Fisher v. University Texas and the matter of deference

Today’s Supreme Court’s decision in Fisher v. University of Texas is based on a distinction between the type of deference that courts can grant to universities that use racial preferences in admission. Fisher does not upset past rulings that courts must defer to “a university’s judgment that [a diverse student body] is essential to its educational mission.” Thus, Court’s will continue to defer “to the decision to pursue the educational benefits that flow from a diverse student body.”

But Fisher holds that judicial deference to the university’s judgment about preferential admissions does not extend much further (if further at all) than upholding a university’s general conclusion that “a diverse student body would serve its educational goals.” The Court demands “careful judicial inquiry into whether a university could achieve sufficient diversity without using racial classification” (emphasis added). In conducting this careful inquiry, courts will not defer to “a university’s consideration of workable race-neutral alternatives.”

Rather, the “reviewing court must be satisfied that no workable race-neutral alternative would produce the educational benefits of diversity.” The university bears the “ultimate burden of demonstrating, before turning to racial classifications, that available, workable race-neutral alternatives do not suffice.”

What does this mean, as a practical matter, in the context of litigation over race-based admissions policies? It’s clear enough that, if challenged, a university will have to show that no race-neutral plan would have resulted in “sufficient diversity” to “produce the educational benefits of diversity.”
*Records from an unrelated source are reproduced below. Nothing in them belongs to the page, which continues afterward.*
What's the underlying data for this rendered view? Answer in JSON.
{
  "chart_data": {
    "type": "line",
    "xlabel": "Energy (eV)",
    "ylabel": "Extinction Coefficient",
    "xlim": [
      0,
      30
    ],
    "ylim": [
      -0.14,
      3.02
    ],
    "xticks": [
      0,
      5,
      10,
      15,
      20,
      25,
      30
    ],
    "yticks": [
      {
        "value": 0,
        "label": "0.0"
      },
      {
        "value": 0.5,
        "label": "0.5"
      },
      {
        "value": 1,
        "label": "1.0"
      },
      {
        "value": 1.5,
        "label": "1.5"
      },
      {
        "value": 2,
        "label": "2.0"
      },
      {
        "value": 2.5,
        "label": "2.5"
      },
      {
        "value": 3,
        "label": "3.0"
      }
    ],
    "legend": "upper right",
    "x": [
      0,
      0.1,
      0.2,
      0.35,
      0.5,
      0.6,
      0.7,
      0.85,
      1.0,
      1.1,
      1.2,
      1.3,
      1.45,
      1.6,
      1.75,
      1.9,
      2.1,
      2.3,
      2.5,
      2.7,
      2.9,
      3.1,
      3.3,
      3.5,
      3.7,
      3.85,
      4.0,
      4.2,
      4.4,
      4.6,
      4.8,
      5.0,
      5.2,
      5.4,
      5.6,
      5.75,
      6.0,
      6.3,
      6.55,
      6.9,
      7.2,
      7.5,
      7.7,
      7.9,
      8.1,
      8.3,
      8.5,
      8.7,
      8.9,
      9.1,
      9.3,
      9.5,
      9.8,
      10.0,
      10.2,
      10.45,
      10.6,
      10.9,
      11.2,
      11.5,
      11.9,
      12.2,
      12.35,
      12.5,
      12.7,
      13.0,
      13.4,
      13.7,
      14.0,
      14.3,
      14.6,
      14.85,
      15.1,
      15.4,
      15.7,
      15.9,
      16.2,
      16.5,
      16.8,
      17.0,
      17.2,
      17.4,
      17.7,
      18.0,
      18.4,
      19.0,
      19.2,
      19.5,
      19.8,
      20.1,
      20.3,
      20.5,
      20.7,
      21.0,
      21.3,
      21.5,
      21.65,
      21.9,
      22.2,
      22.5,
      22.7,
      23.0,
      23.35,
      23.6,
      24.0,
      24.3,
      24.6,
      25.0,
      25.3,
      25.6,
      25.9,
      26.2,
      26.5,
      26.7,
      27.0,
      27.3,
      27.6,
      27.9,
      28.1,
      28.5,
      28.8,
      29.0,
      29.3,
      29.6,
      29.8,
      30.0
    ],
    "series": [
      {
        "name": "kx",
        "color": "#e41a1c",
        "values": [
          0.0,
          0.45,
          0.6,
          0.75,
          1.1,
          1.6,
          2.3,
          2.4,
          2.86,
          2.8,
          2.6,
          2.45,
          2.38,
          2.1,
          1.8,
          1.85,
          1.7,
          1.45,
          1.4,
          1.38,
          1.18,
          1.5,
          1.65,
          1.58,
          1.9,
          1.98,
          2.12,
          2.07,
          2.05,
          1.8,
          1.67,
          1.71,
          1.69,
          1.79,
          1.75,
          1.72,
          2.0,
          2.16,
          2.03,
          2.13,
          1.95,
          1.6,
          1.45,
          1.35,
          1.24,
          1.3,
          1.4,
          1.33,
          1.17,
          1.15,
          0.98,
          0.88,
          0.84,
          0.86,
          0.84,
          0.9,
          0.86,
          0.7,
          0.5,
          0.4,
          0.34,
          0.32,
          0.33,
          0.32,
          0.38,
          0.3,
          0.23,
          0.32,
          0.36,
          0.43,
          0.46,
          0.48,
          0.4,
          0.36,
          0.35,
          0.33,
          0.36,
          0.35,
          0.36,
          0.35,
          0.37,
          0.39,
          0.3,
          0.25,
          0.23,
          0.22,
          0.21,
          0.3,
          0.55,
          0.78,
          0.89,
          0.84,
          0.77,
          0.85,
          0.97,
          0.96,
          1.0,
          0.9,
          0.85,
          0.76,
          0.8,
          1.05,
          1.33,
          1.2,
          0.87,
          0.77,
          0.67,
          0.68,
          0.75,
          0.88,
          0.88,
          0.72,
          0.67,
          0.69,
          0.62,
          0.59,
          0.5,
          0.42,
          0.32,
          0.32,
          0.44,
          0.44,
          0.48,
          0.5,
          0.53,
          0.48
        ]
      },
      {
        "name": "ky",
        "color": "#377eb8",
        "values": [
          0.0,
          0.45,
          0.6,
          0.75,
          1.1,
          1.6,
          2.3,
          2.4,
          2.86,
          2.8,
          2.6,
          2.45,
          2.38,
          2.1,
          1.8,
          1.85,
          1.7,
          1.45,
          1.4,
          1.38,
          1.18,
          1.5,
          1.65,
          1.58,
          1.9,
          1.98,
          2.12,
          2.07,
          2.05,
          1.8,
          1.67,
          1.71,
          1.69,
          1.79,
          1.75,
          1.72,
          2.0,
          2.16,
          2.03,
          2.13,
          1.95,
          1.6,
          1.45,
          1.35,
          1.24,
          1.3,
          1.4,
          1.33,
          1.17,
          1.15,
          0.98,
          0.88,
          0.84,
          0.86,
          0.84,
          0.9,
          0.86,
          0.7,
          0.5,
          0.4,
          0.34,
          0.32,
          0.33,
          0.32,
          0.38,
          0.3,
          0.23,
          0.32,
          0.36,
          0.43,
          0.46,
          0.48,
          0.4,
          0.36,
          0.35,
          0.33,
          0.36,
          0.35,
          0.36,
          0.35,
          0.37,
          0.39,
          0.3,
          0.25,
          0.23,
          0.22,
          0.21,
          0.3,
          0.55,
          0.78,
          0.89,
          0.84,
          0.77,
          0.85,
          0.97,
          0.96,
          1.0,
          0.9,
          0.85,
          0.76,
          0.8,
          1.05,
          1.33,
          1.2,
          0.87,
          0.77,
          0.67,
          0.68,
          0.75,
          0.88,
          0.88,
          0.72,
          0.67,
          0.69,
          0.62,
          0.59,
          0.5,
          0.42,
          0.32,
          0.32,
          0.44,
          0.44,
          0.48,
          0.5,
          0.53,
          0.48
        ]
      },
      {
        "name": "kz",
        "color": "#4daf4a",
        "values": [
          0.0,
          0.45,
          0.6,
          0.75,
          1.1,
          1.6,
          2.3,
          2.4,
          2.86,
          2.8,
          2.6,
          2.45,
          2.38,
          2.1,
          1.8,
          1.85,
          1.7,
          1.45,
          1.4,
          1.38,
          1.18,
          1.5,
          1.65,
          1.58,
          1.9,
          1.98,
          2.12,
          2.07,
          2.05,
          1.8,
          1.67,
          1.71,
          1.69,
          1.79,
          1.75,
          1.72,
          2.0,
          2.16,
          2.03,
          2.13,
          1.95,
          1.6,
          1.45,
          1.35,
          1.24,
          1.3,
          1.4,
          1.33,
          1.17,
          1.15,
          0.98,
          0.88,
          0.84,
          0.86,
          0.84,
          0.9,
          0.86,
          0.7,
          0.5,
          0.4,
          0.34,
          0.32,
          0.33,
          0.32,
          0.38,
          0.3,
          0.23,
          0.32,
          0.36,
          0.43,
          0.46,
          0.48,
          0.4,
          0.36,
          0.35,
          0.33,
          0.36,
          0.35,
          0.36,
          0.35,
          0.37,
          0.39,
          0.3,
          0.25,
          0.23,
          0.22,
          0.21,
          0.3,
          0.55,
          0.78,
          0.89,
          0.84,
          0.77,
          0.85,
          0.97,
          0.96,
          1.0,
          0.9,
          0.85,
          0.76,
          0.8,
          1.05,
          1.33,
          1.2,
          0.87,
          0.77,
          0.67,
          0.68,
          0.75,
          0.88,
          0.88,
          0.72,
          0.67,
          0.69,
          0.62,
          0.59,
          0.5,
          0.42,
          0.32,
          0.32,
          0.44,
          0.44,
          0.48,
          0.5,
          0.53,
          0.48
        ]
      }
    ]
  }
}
But will courts defer to a university’s judgment as to what constitutes sufficient diversity for that purpose? As I read the Fisher opinion, the answer is no, although this isn’t completely clear. Moreover, the Court’s past jurisprudence (cited in Fisher as well) indicates that a university cannot answer the question of what constitutes sufficient diversity by citing a specific percentage or other number. That would look too much like a “quota.”

So is the trier of fact in a challenge to a university’s racial preferences in admissions now required to decide, without deferring to the university and without relying on specific percentages, how much minority representation is needed to achieve the benefits of diversity? And will this be decided through a classroom-by-classroom analysis?

As much as I oppose race-based admissions policies, I tend to agree with the court that upheld the University of Texas’ plan to this extent — courts are “ill-equipped” to make these kinds of judgments. But I also believe that racial discrimination cannot be upheld out of deference to the assertions of those (including universities) who engage in it, even if they are acting “in good faith.”

Thus, if we’re going to have a regime in which race-based admissions are tolerated under some circumstances (and that’s still the regime after Fisher), deference to judgments of universities that use such admissions should be limited to its judgment that diversity is worth pursuing

The real question, though, is how reviewing courts will react to and interpret the Fisher decision’s discussion of deference. The answer is likely to depend, to a considerable degree, on how the reviewing court feels about race-based preferences. But a sense of judicial modesty when it comes to assessing complex educational issues may create some bias in favor of deferring to the expertise of universities to a greater degree than Fisher seems to contemplate.

In any event, litigating these cases will probably be engaging enough to make me consider (however briefly) coming out of retirement.